VV: Bulker Values Continue to Slide in 2019

One month into the new financial year VesselsValue has, together with Oslo-based shipping consultancy firm ViaMar, released forecasted asset values until 2022 for four major ship types, bulker, tanker, container and LPG.

Illustration. Source: Pixabay under CC0 Creative Commons license

It has been a tumultuous six months in the dry bulk sector, with China imposing quotas limiting coal imports during November and December 2018, the US China trade war providing uncertainty in the markets as well as the catastrophe of Vale’s dam collapse on January 25, 2019. These iron ore and coal developments have put downward pressure on dry bulk freight rates after a seasonal soft fourth quarter, according to VesselsValue.

Capesize freight rates have tumbled and dragged freight rates for all dry bulk segments with it. However, during the past weeks, the other segments have recovered, while rates for Capesize vessels remain depressed.
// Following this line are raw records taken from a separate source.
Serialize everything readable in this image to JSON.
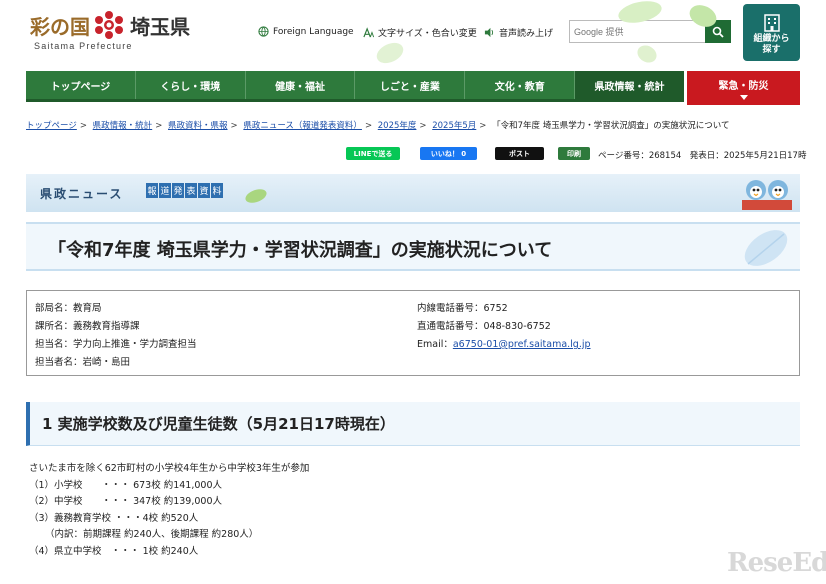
{
  "header": {
    "logo_text_1": "彩の国",
    "logo_text_2": "埼玉県",
    "logo_sub": "Saitama Prefecture",
    "util_language": "Foreign Language",
    "util_text_size": "文字サイズ・色合い変更",
    "util_voice": "音声読み上げ",
    "search_brand": "Google 提供",
    "org_button_line1": "組織から",
    "org_button_line2": "探す"
  },
  "nav": {
    "items": [
      "トップページ",
      "くらし・環境",
      "健康・福祉",
      "しごと・産業",
      "文化・教育",
      "県政情報・統計"
    ],
    "emergency": "緊急・防災"
  },
  "breadcrumb": {
    "items": [
      "トップページ",
      "県政情報・統計",
      "県政資料・県報",
      "県政ニュース（報道発表資料）",
      "2025年度",
      "2025年5月"
    ],
    "current": "「令和7年度 埼玉県学力・学習状況調査」の実施状況について"
  },
  "share": {
    "line": "LINEで送る",
    "facebook": "いいね！ 0",
    "x": "ポスト",
    "print": "印刷",
    "page_info": "ページ番号：268154　発表日：2025年5月21日17時"
  },
  "banner": {
    "title": "県政ニュース",
    "tag": [
      "報",
      "道",
      "発",
      "表",
      "資",
      "料"
    ]
  },
  "page_title": "「令和7年度 埼玉県学力・学習状況調査」の実施状況について",
  "info": {
    "department": "部局名：教育局",
    "division": "課所名：義務教育指導課",
    "section": "担当名：学力向上推進・学力調査担当",
    "person": "担当者名：岩崎・島田",
    "ext_phone": "内線電話番号：6752",
    "direct_phone": "直通電話番号：048-830-6752",
    "email_label": "Email：",
    "email": "a6750-01@pref.saitama.lg.jp"
  },
  "section1": {
    "heading": "1 実施学校数及び児童生徒数（5月21日17時現在）",
    "lines": [
      "さいたま市を除く62市町村の小学校4年生から中学校3年生が参加",
      "（1）小学校　　・・・ 673校  約141,000人",
      "（2）中学校　　・・・ 347校  約139,000人",
      "（3）義務教育学校 ・・・4校  約520人",
      "（内訳：前期課程 約240人、後期課程 約280人）",
      "（4）県立中学校　・・・ 1校  約240人"
    ]
  },
  "watermark": "ReseEd"
}
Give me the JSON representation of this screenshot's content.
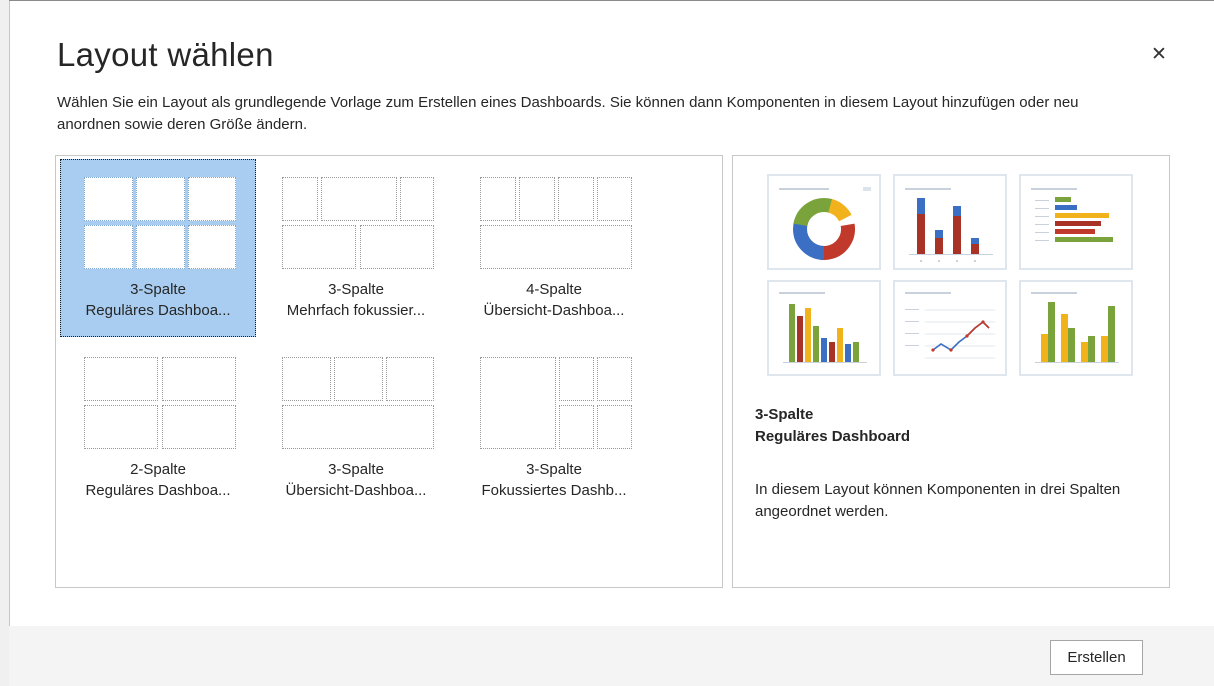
{
  "dialog": {
    "title": "Layout wählen",
    "close_glyph": "✕",
    "description": "Wählen Sie ein Layout als grundlegende Vorlage zum Erstellen eines Dashboards. Sie können dann Komponenten in diesem Layout hinzufügen oder neu anordnen sowie deren Größe ändern."
  },
  "layouts": [
    {
      "line1": "3-Spalte",
      "line2": "Reguläres Dashboa...",
      "selected": true
    },
    {
      "line1": "3-Spalte",
      "line2": "Mehrfach fokussier...",
      "selected": false
    },
    {
      "line1": "4-Spalte",
      "line2": "Übersicht-Dashboa...",
      "selected": false
    },
    {
      "line1": "2-Spalte",
      "line2": "Reguläres Dashboa...",
      "selected": false
    },
    {
      "line1": "3-Spalte",
      "line2": "Übersicht-Dashboa...",
      "selected": false
    },
    {
      "line1": "3-Spalte",
      "line2": "Fokussiertes Dashb...",
      "selected": false
    }
  ],
  "preview": {
    "name_line1": "3-Spalte",
    "name_line2": "Reguläres Dashboard",
    "description": "In diesem Layout können Komponenten in drei Spalten angeordnet werden.",
    "thumbnails": [
      {
        "kind": "donut-chart"
      },
      {
        "kind": "stacked-bar-chart"
      },
      {
        "kind": "horizontal-bar-chart"
      },
      {
        "kind": "grouped-bar-chart"
      },
      {
        "kind": "line-chart"
      },
      {
        "kind": "stacked-bar-chart"
      }
    ]
  },
  "footer": {
    "create_label": "Erstellen"
  },
  "colors": {
    "selection": "#a9cdf1",
    "red": "#c0392b",
    "blue": "#3b6fc4",
    "green": "#7aa33c",
    "yellow": "#f2b21b"
  }
}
In response, values marginally weakened during the fourth quarter and continued to slide during the first quarter this year.
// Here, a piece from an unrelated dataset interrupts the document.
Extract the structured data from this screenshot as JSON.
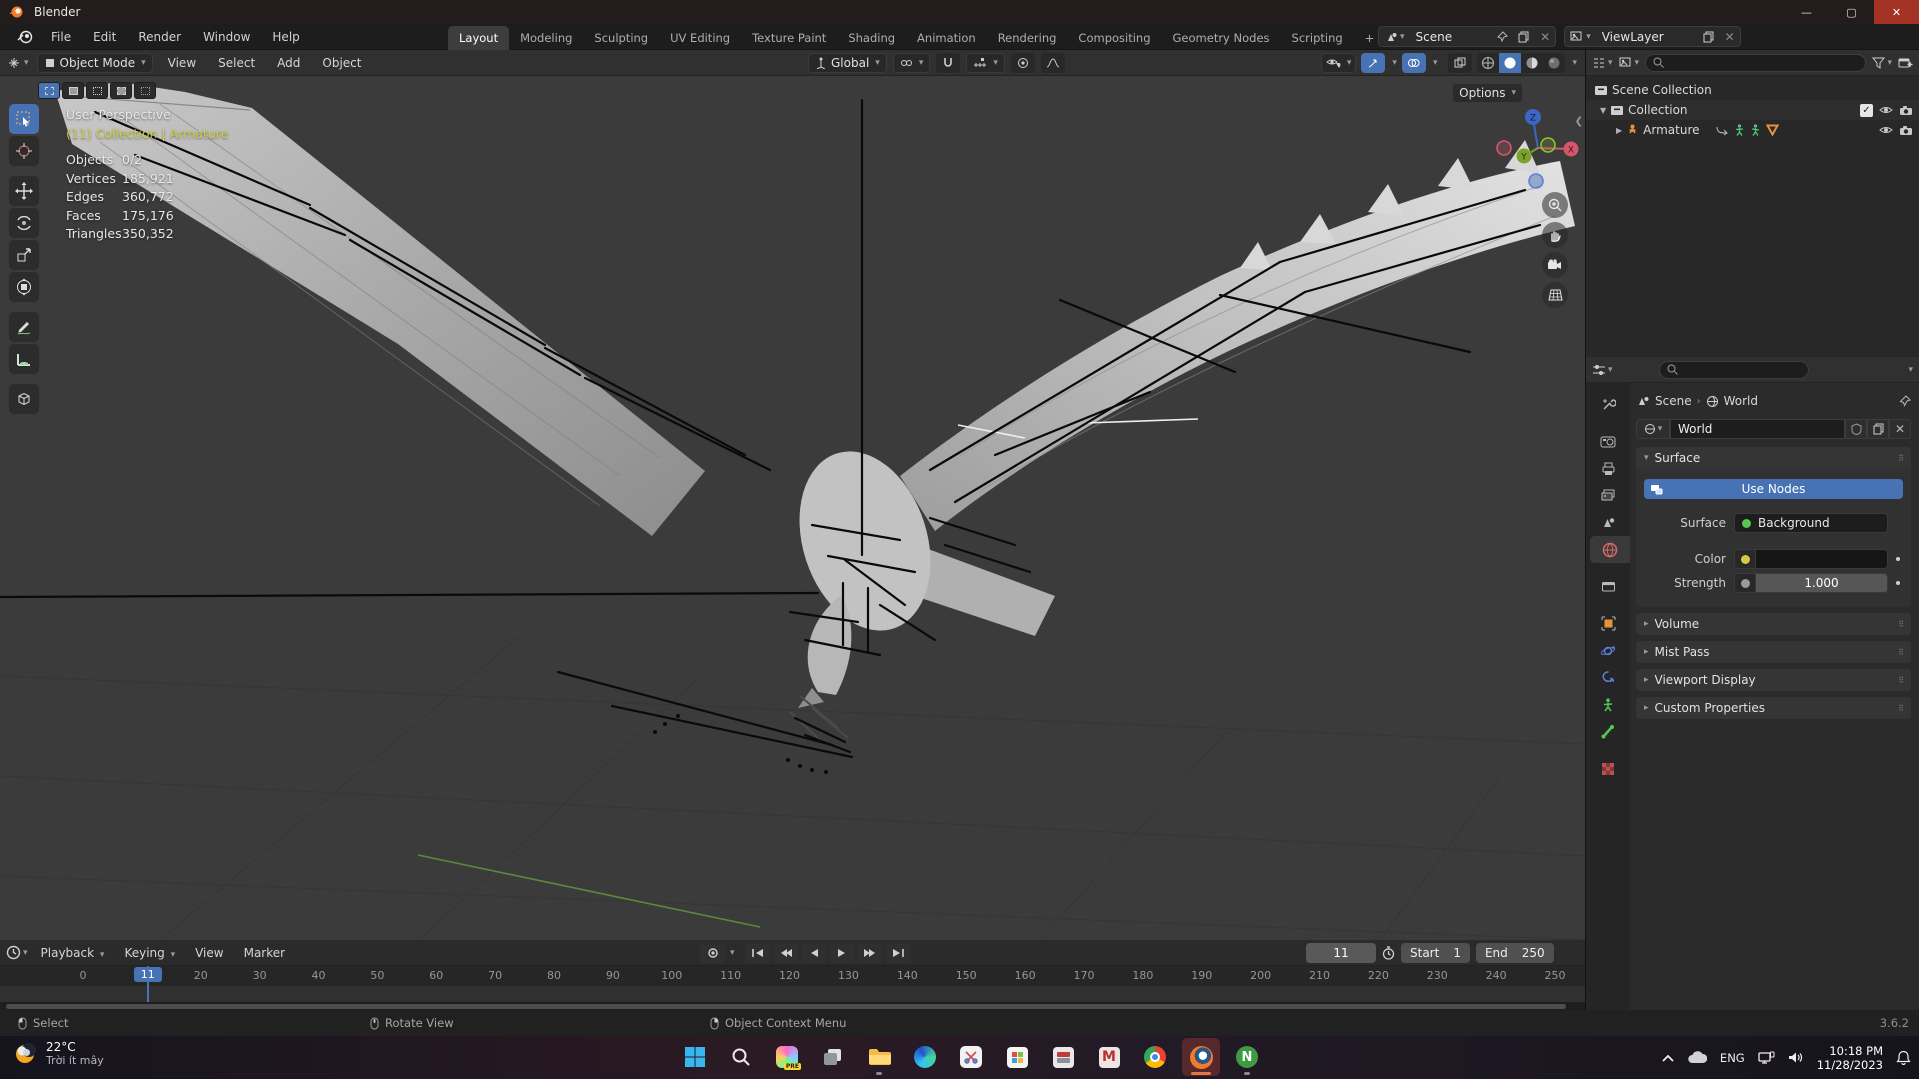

On the supply side, scrapping has increased substantially with just over 3 million dwt removed from the water during the first quarter of 2019, and ordering has remained very low.


The fourth quarter of 2018 returned tighter markets across the tanker segments. Asia’s demand for oil continued at a strong pace through a combination of consumer demand, strategic storage requirements and planned start up of new refineries. Continuously evolving trading patterns caused by OPEC production cuts and Iran sanctions, as well as the ongoing decline in Venezuelan production and exports, have further boosted crude and product flows out of the US Gulf.
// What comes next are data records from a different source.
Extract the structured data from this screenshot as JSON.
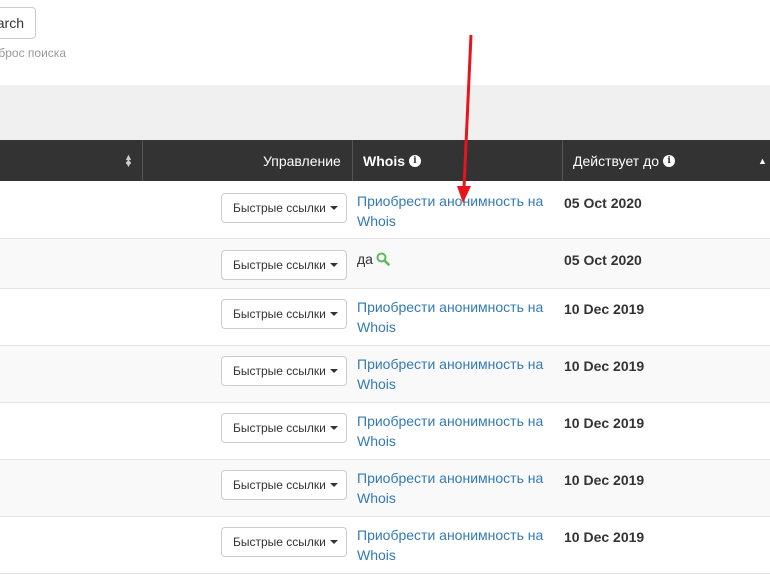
{
  "search": {
    "button_label": "Search",
    "reset_link": "Сброс поиска"
  },
  "table": {
    "headers": {
      "management": "Управление",
      "whois": "Whois",
      "expires": "Действует до"
    },
    "rows": [
      {
        "quick_links": "Быстрые ссылки",
        "whois": "Приобрести анонимность на Whois",
        "whois_type": "link",
        "expires": "05 Oct 2020"
      },
      {
        "quick_links": "Быстрые ссылки",
        "whois": "да",
        "whois_type": "yes",
        "expires": "05 Oct 2020"
      },
      {
        "quick_links": "Быстрые ссылки",
        "whois": "Приобрести анонимность на Whois",
        "whois_type": "link",
        "expires": "10 Dec 2019"
      },
      {
        "quick_links": "Быстрые ссылки",
        "whois": "Приобрести анонимность на Whois",
        "whois_type": "link",
        "expires": "10 Dec 2019"
      },
      {
        "quick_links": "Быстрые ссылки",
        "whois": "Приобрести анонимность на Whois",
        "whois_type": "link",
        "expires": "10 Dec 2019"
      },
      {
        "quick_links": "Быстрые ссылки",
        "whois": "Приобрести анонимность на Whois",
        "whois_type": "link",
        "expires": "10 Dec 2019"
      },
      {
        "quick_links": "Быстрые ссылки",
        "whois": "Приобрести анонимность на Whois",
        "whois_type": "link",
        "expires": "10 Dec 2019"
      }
    ]
  },
  "colors": {
    "header_bg": "#333333",
    "link": "#337ab7",
    "annotation_arrow": "#e8141c",
    "search_icon": "#5cb85c"
  }
}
Values strengthened during the fourth quarter and into the first quarter this year, though product tanker vessels have lagged behind the larger crude carriers. An asset value upside is still present during the projection period for both newbuild and second hand tanker vessels.

On the supply side, scrapping activity has come down from its second quarter 2018 high, but it was still the busiest fourth quarter since 2013. Ordering activity came down in the fourth quarter at 3  million dwt compared to 7 million dwt in the third.


Container trade volumes on the main trade lanes, Asia to North America and Asia to Europe, have shown diverging trends this winter. The main reason for the stronger growth rates to North America has been the ongoing trade war, where shippers were fast forwarding goods ahead of expected US tariff increases scheduled for March 1, 2019. However, while negotiations are progressing, the US administration has delayed additional tariffs.

Six to 12 month time charter rates reached a peak during the summer months last year before starting a long decline through the third and fourth quarters.

Fourth quarter scrapping activity increased, and removals of 50-60,000 TEU per quarter are expected in 2019.

The second quarter of 2018 marked the recent peak in Container vessel values, which have since been in decline.


After a firm fourth quarter of 2018, earnings for the VLGCs declined in the first quarter of 2019. Cold weather in the US contributed to higher domestic consumption and inventory levels, resulting in reduced export volumes.

Earnings for VLGCs are expected to improve over the next few years, as LPG trade demand is likely to outpace fleet growth. Growth in US exports of LPG, ethylene and propylene is expected to be a main contributor to the growth in trade, unless hindered by geopolitical tensions.

The outlook for continued improved earnings is likely to moderately stimulate values for the small sized vessels of pressurised and semi refrigerated types.

The improved earnings for VLGCs will also be reflected by a moderate appreciation in values for these ships, VesselsValue concluded.